The roughly $420 area where the stock sits now matters a great deal. Bulls have defended this level several times this year and so far have held it. As long as Tesla remains above this zone, the broader structure stays constructive, with higher lows still underpinning the chart. From a technical perspective, that leaves a legitimate path back toward the $500 region, where it briefly hit an all-time high in December.
That upside is far from guaranteed, especially given the inflated valuation. It will require consistent execution from Tesla’s leadership and growing conviction among bulls in the company’s long-term potential.
Reason #2 It’s Still a Buy: Analysts Are Still Backing the Story
Despite valuation concerns, analyst sentiment remains more supportive than many might expect.
In the past week, several firms reiterated Buy (or equivalent) ratings on Tesla, a clear vote of confidence in the company’s ability to keep growing.
Supportive voices include Deutsche Bank, Canaccord Genuity, and Piper Sandler. Each maintained a positive stance after earnings and issued refreshed price targets as high as $520 — roughly 25% above current levels.
The common thread in these bullish takes is confidence in Tesla’s ability to execute, scale, and continue shaping multiple high-growth markets simultaneously.
Analysts are essentially betting Tesla can remain the rare company that justifies extreme multiples for longer than seems rational.
Reason to Stay Away: A 400 P/E Is Playing With Dynamite
Now for the reality check. A post-earnings P/E ratio around 400 is not just expensive; it’s unforgiving. At this valuation, even small disappointments or minor negative updates could trigger a violent sell-off, since market sentiment often moves ahead of fundamentals.
There is no shortage of skeptics pointing this out. Phillip Securities recently set a price target of $215, and that wasn’t even the most bearish — JPMorgan’s $145 target calls for a drop of more than 65% from current levels.

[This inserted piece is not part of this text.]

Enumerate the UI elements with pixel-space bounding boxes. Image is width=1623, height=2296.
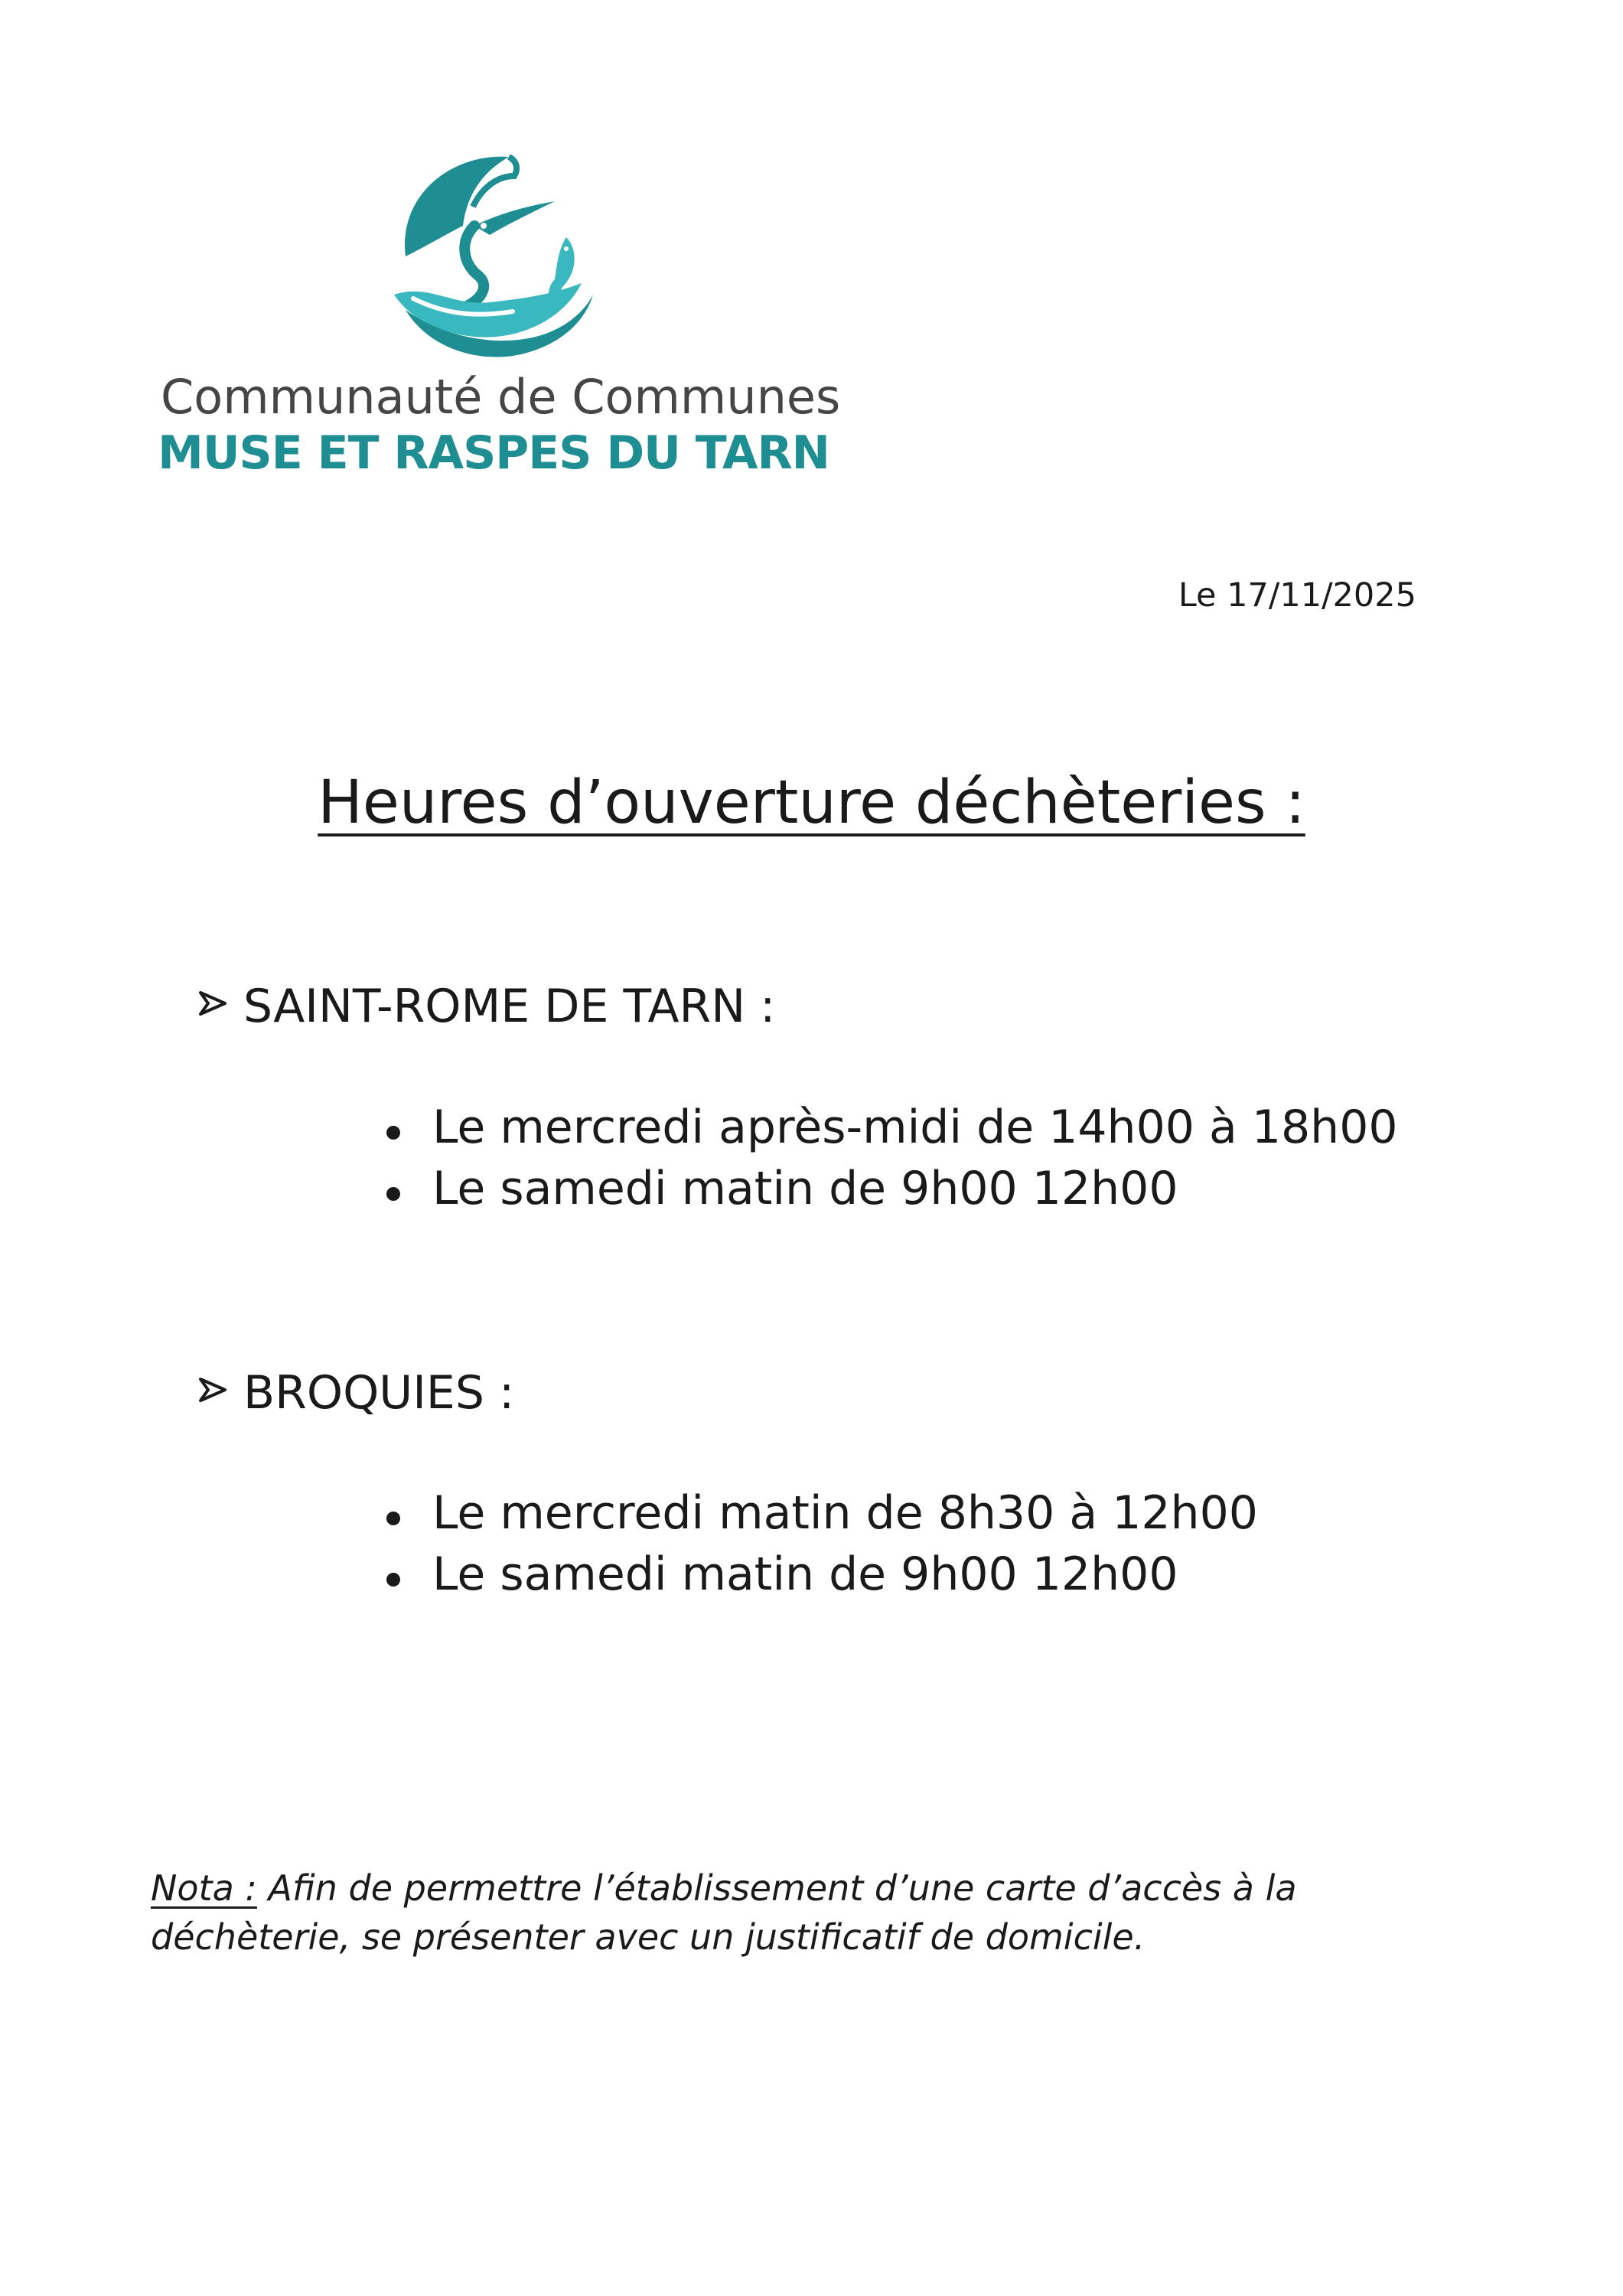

These bearish views rest on a simple premise: no company, however high quality, should trade at this kind of multiple without near-perfection, and Tesla is far from perfect. With competition increasing, softer delivery numbers, and a CEO who courts controversy, bears argue there are easier ways to make money than buying a stock priced like this. That risk is real; investors must decide based on their own risk-reward tolerance.